Antarctica is going through a tough time. The melting ice due to human-induced global warming, which impacts the temperatures in the world’s oceans, has caused the Antarctic ice shelves to start melting. However, a new study conducted by NASA sheds light on what’s happening at the North Pole, where global warming can cause the Arctic permafrost to become a vast source of carbon for the atmosphere in the coming decades.
The scientists who participated in the study expect a transition to occur in the next 40 to 60 years. By 2300, the complete carbon emission from that region is expected to be 10 times higher than all human-produced fossil fuel emissions in 2016.
Nevertheless, according to scientists, the permafrost regions that are located in the south will probably not become a source of carbon until the end of the 22nd century. The authors of the study published in the journal Cryosphere believe that this is happening because there are other altering processes in the Arctic region that are going to impact the thawing there.
“Some of the very cold, stable permafrost in the highest latitudes in Alaska and Siberia appeared to be sheltered from extreme climate change, and we didn’t expect much impact over the next couple hundred years,” said the study’s lead scientist, Nicholas Parazoo of NASA’s Jet Propulsion Laboratory, in a statement. “Permafrost in southern Alaska and southern Siberia is already thawing, so it’s obviously more vulnerable,”

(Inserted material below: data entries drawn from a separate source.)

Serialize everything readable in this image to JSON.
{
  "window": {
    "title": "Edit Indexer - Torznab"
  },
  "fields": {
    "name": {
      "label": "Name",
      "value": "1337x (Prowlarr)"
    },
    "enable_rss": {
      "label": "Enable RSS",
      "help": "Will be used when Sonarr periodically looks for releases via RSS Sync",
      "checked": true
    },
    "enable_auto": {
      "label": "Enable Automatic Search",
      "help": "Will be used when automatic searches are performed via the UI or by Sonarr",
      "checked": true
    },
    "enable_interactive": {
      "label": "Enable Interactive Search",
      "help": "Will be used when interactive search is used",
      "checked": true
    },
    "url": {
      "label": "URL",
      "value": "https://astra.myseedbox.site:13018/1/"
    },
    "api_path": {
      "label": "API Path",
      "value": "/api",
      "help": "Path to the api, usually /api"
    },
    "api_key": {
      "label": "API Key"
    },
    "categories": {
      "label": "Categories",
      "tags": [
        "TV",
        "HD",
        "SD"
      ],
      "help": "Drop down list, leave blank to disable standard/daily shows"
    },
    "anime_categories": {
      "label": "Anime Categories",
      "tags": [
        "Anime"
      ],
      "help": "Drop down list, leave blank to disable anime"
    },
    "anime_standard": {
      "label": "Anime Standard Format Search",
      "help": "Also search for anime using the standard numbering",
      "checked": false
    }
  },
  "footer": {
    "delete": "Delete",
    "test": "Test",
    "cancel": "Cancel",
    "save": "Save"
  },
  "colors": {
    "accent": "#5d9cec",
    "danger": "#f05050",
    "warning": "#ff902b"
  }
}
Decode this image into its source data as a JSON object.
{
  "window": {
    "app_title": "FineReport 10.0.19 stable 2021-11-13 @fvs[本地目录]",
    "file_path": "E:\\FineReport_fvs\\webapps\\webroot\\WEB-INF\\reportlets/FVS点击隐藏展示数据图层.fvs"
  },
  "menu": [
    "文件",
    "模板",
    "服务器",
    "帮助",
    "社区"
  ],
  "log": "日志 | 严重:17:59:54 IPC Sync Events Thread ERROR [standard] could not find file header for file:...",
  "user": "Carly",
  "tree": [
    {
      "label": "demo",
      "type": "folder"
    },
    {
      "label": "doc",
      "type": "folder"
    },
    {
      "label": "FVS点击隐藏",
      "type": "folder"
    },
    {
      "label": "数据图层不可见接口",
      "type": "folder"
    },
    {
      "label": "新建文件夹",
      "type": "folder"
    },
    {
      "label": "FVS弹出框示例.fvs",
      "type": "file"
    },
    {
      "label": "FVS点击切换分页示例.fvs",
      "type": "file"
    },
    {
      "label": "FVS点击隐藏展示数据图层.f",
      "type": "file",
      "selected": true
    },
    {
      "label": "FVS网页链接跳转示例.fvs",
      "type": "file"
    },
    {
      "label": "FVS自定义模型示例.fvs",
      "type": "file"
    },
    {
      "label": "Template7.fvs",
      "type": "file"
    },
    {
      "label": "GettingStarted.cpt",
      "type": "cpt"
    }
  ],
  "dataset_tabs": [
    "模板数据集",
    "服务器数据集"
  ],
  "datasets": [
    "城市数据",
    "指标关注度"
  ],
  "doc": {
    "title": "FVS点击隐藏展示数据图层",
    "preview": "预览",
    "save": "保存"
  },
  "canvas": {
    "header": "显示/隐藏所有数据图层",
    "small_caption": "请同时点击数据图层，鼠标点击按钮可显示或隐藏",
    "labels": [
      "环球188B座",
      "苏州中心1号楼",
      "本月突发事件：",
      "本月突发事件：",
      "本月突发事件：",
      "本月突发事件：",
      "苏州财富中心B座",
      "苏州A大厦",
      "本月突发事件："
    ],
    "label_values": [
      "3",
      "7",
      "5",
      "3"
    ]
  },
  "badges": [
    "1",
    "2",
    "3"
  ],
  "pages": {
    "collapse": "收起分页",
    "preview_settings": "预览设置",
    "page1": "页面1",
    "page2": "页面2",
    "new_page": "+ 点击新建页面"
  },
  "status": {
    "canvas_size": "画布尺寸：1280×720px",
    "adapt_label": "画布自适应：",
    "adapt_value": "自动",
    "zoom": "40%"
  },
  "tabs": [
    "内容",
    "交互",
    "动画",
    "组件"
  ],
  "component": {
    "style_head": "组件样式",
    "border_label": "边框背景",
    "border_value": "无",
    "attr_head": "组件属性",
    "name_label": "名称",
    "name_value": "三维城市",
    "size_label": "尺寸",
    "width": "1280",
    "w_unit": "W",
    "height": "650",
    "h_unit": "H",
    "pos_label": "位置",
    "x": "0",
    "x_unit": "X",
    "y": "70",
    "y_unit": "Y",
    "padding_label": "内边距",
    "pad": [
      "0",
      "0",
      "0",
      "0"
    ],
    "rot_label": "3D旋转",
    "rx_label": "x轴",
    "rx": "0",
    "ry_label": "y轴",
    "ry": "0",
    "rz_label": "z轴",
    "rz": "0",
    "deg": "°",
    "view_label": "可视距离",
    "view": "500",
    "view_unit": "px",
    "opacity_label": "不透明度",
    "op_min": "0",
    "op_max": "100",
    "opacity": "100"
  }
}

Permafrost is actually frozen soil located under topsoil. Its capabilities allow it to store carbon, peat, and methane. It contains a lot of carbon-rich organic materials, such as leaves that don’t decay when they are frozen. However, as the alarming temperatures in the Arctic region keep rising, the permafrost is being melted. The organic material starts decomposing, and in the process, it releases carbon in the atmosphere.
Parazoo and his colleagues collected data on soil temperatures in Alaska and Siberia from the University of Alaska, Fairbanks and a numerical model from the National Center for Atmospheric Research in Boulder Colorado. The numerical model is calculating the changes that occur in carbon emissions as plants grow.
During the study, researchers determined at what time the Arctic region will become a major source of carbon. They divided the Arctic into two equally-sized regions: a colder northern region and a warmer southern region and a belt which circles the northern region.
They discovered that the transition in the southern Arctic area was slower, as they noted increased plant growth earlier then they’d expect. Plants are known for their ability to remove carbon dioxide from the air during the process of photosynthesis. Thus, the more plants there are, the less carbon is expected in the atmosphere. According to the paper, while the southern Arctic will get warmer, the plants that produce more oxygen through photosynthesis will balance the increased permafrost emissions by 2100.
On the other hand, there is much more permafrost contained in the northern region of the Arctic. After the researchers conducted their model simulations, they found that northern permafrost lost roughly 5 times more carbon per century than the southern permafrost.